Para mi Sara Montiel, no es solo una diva, sino también el reflejo de mi infancia. Mi abuela mientras planchaba, mientras veía Cine de Barrio con las imágenes de Saritísima cantando Carmen la de Ronda entonando con sensualidad “El día que nací yo”. ¡Ay el día que nació ella, nació una estrella al nivel de Rita Hayworth! Así fue tratada en Hollywood, que lo de ir a hacer las Américas nos es solo cosa de Patakys, Cruces o Vegas. ¡No se hagan líos!

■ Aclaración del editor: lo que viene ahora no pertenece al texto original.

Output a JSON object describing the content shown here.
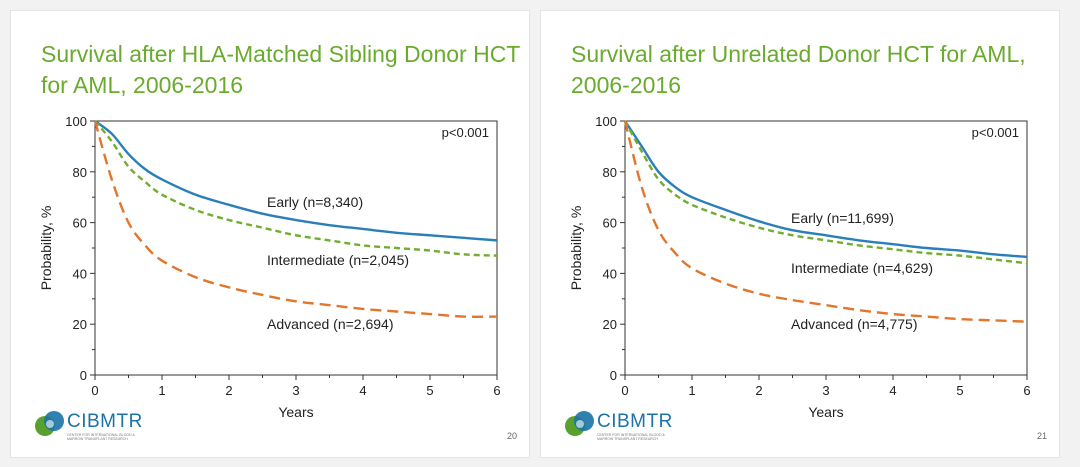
{
  "slides": [
    {
      "title": "Survival after HLA-Matched Sibling Donor HCT for AML, 2006-2016",
      "page_number": "20",
      "logo": {
        "name": "CIBMTR",
        "subtitle": "CENTER FOR INTERNATIONAL BLOOD & MARROW TRANSPLANT RESEARCH"
      }
    },
    {
      "title": "Survival after Unrelated Donor HCT for AML, 2006-2016",
      "page_number": "21",
      "logo": {
        "name": "CIBMTR",
        "subtitle": "CENTER FOR INTERNATIONAL BLOOD & MARROW TRANSPLANT RESEARCH"
      }
    }
  ],
  "colors": {
    "title": "#6aab2e",
    "early": "#2a7fba",
    "intermediate": "#6fae2e",
    "advanced": "#e2762b"
  },
  "chart_data": [
    {
      "type": "line",
      "title": "Survival after HLA-Matched Sibling Donor HCT for AML, 2006-2016",
      "xlabel": "Years",
      "ylabel": "Probability, %",
      "xlim": [
        0,
        6
      ],
      "ylim": [
        0,
        100
      ],
      "xticks": [
        0,
        1,
        2,
        3,
        4,
        5,
        6
      ],
      "yticks": [
        0,
        20,
        40,
        60,
        80,
        100
      ],
      "annotation": "p<0.001",
      "series": [
        {
          "name": "Early (n=8,340)",
          "key": "early",
          "x": [
            0,
            0.25,
            0.5,
            0.75,
            1,
            1.5,
            2,
            2.5,
            3,
            3.5,
            4,
            4.5,
            5,
            5.5,
            6
          ],
          "y": [
            100,
            95,
            87,
            81,
            77,
            71,
            67,
            63.5,
            61,
            59,
            57.5,
            56,
            55,
            54,
            53
          ]
        },
        {
          "name": "Intermediate (n=2,045)",
          "key": "intermediate",
          "x": [
            0,
            0.25,
            0.5,
            0.75,
            1,
            1.5,
            2,
            2.5,
            3,
            3.5,
            4,
            4.5,
            5,
            5.5,
            6
          ],
          "y": [
            100,
            92,
            82,
            76,
            71,
            65,
            61,
            58,
            55,
            53,
            51,
            50,
            49,
            47.5,
            47
          ]
        },
        {
          "name": "Advanced (n=2,694)",
          "key": "advanced",
          "x": [
            0,
            0.25,
            0.5,
            0.75,
            1,
            1.5,
            2,
            2.5,
            3,
            3.5,
            4,
            4.5,
            5,
            5.5,
            6
          ],
          "y": [
            100,
            77,
            60,
            51,
            45,
            38.5,
            34.5,
            31.5,
            29,
            27.5,
            26,
            25,
            24,
            23,
            23
          ]
        }
      ]
    },
    {
      "type": "line",
      "title": "Survival after Unrelated Donor HCT for AML, 2006-2016",
      "xlabel": "Years",
      "ylabel": "Probability, %",
      "xlim": [
        0,
        6
      ],
      "ylim": [
        0,
        100
      ],
      "xticks": [
        0,
        1,
        2,
        3,
        4,
        5,
        6
      ],
      "yticks": [
        0,
        20,
        40,
        60,
        80,
        100
      ],
      "annotation": "p<0.001",
      "series": [
        {
          "name": "Early (n=11,699)",
          "key": "early",
          "x": [
            0,
            0.25,
            0.5,
            0.75,
            1,
            1.5,
            2,
            2.5,
            3,
            3.5,
            4,
            4.5,
            5,
            5.5,
            6
          ],
          "y": [
            100,
            90,
            80,
            74,
            70,
            65,
            60.5,
            57,
            55,
            53,
            51.5,
            50,
            49,
            47.5,
            46.5
          ]
        },
        {
          "name": "Intermediate (n=4,629)",
          "key": "intermediate",
          "x": [
            0,
            0.25,
            0.5,
            0.75,
            1,
            1.5,
            2,
            2.5,
            3,
            3.5,
            4,
            4.5,
            5,
            5.5,
            6
          ],
          "y": [
            100,
            88,
            77,
            71,
            67,
            62,
            58,
            55,
            53,
            51,
            49.5,
            48,
            47,
            45.5,
            44
          ]
        },
        {
          "name": "Advanced (n=4,775)",
          "key": "advanced",
          "x": [
            0,
            0.25,
            0.5,
            0.75,
            1,
            1.5,
            2,
            2.5,
            3,
            3.5,
            4,
            4.5,
            5,
            5.5,
            6
          ],
          "y": [
            100,
            74,
            57,
            48,
            42,
            36,
            32,
            29.5,
            27.5,
            25.5,
            24,
            23,
            22,
            21.5,
            21
          ]
        }
      ]
    }
  ]
}
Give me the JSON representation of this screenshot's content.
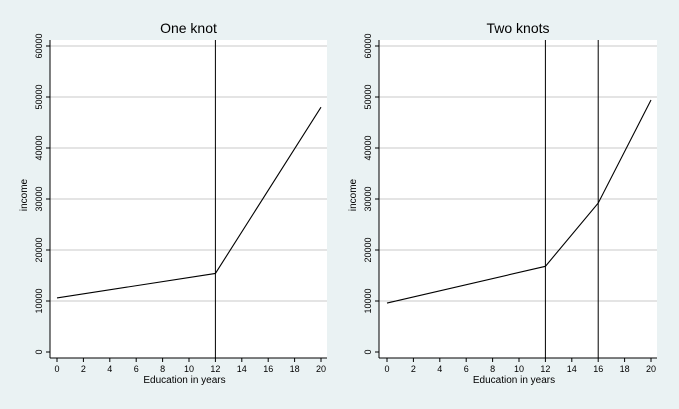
{
  "chart_data": [
    {
      "type": "line",
      "title": "One knot",
      "xlabel": "Education in years",
      "ylabel": "income",
      "xlim": [
        0,
        20
      ],
      "ylim": [
        0,
        60000
      ],
      "xticks": [
        0,
        2,
        4,
        6,
        8,
        10,
        12,
        14,
        16,
        18,
        20
      ],
      "yticks": [
        0,
        10000,
        20000,
        30000,
        40000,
        50000,
        60000
      ],
      "grid": true,
      "knots": [
        12
      ],
      "series": [
        {
          "x": [
            0,
            12,
            20
          ],
          "y": [
            10600,
            15400,
            48000
          ]
        }
      ]
    },
    {
      "type": "line",
      "title": "Two knots",
      "xlabel": "Education in years",
      "ylabel": "income",
      "xlim": [
        0,
        20
      ],
      "ylim": [
        0,
        60000
      ],
      "xticks": [
        0,
        2,
        4,
        6,
        8,
        10,
        12,
        14,
        16,
        18,
        20
      ],
      "yticks": [
        0,
        10000,
        20000,
        30000,
        40000,
        50000,
        60000
      ],
      "grid": true,
      "knots": [
        12,
        16
      ],
      "series": [
        {
          "x": [
            0,
            12,
            16,
            20
          ],
          "y": [
            9600,
            16800,
            29200,
            49400
          ]
        }
      ]
    }
  ]
}
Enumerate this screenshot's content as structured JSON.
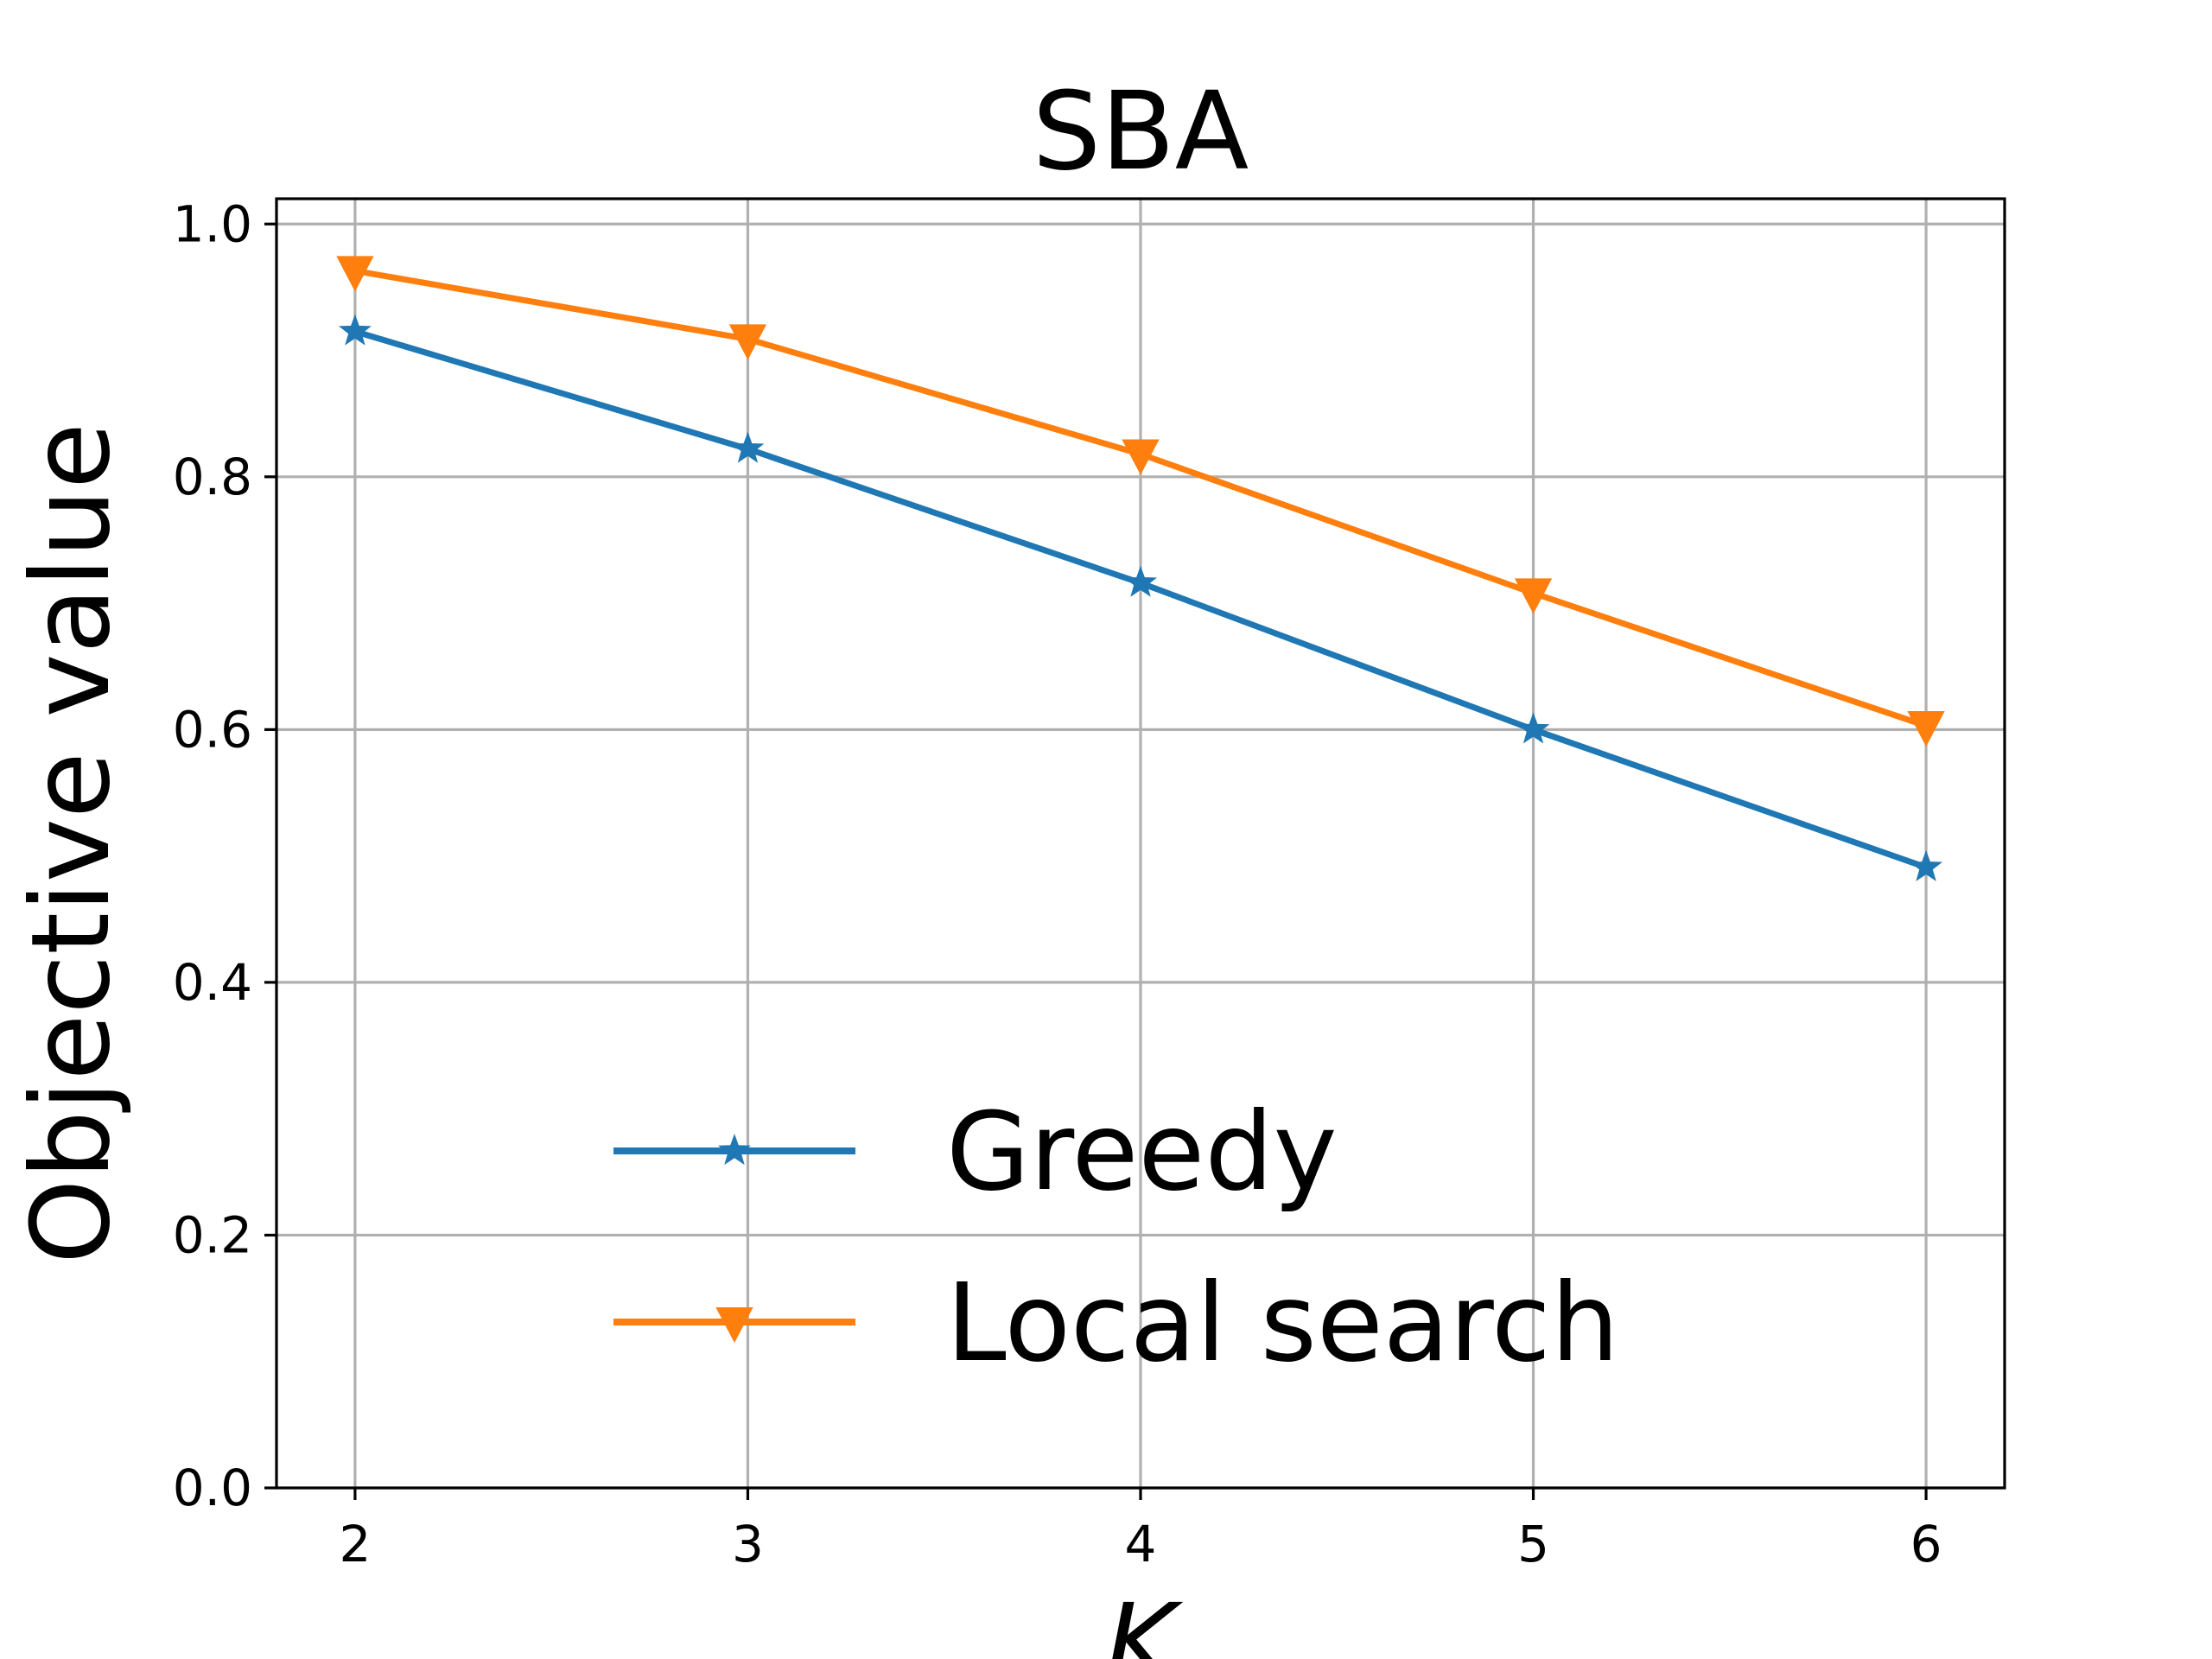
{
  "chart_data": {
    "type": "line",
    "title": "SBA",
    "xlabel": "K",
    "ylabel": "Objective value",
    "x": [
      2,
      3,
      4,
      5,
      6
    ],
    "xlim": [
      1.8,
      6.2
    ],
    "ylim": [
      0.0,
      1.02
    ],
    "xticks": [
      "2",
      "3",
      "4",
      "5",
      "6"
    ],
    "yticks": [
      "0.0",
      "0.2",
      "0.4",
      "0.6",
      "0.8",
      "1.0"
    ],
    "grid": true,
    "legend_position": "lower-center",
    "series": [
      {
        "name": "Greedy",
        "values": [
          0.915,
          0.822,
          0.716,
          0.6,
          0.491
        ],
        "marker": "star",
        "color": "#1f77b4"
      },
      {
        "name": "Local search",
        "values": [
          0.963,
          0.909,
          0.818,
          0.708,
          0.603
        ],
        "marker": "triangle-down",
        "color": "#ff7f0e"
      }
    ]
  }
}
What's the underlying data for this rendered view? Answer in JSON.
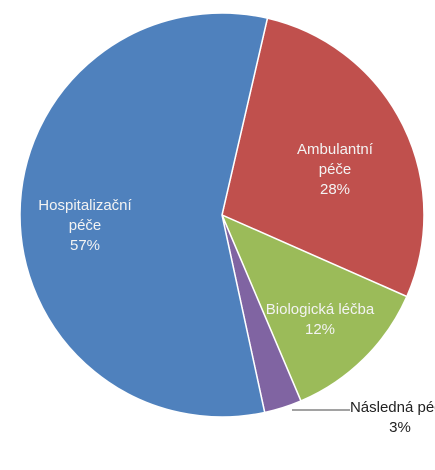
{
  "chart_data": {
    "type": "pie",
    "categories": [
      "Ambulantní péče",
      "Biologická léčba",
      "Následná péče",
      "Hospitalizační péče"
    ],
    "values": [
      28,
      12,
      3,
      57
    ],
    "value_labels": [
      "28%",
      "12%",
      "3%",
      "57%"
    ],
    "colors": [
      "#c0504d",
      "#9bbb59",
      "#8064a2",
      "#4f81bd"
    ]
  }
}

Mujer de amores (muchos), de curvas rotundas que hacía perder el sentido cuando miraba, lo mismo daba que el régimen de Franco la tuviese como Marca España, lo mismo daba… Indalecio Prieto, político socialista durante la II República Española fue uno de sus amores, breve, pero amor al fin y al cabo. El amor y el sexo no saben de ideologías.

No era una folclórica, nunca lo fue, sino una cautivadora de las cámaras de mirada sensual. ¡Y quien diga lo contrario! Es que no es de este mundo, la menos del mío ¿Alguien podía negar su atractivo? Tratada como una grande de España y pagada, como las mejores de los largometrajes de la industria estadounidense. Con “El último cuplé” fue la más taquillera del mundo. Voz sensual y seductora como la Rocío Jurado y dando en las narices de la “resabida” Concha Piquer que imponía la dictadura de las voces tipo soprano. Los que somos de Lola Flores, de la Jurado o de Saritísima… no somos de la Piquer.

Esta tarde, muchos de tu fans, nos fumaremos un puro a tu salud. A la salud de la hembra, de la sensualidad y de la belleza mientras hacemos caer los ojos, intentando emular tu coquetería Sara, Antonia… ¡Lo mismo da!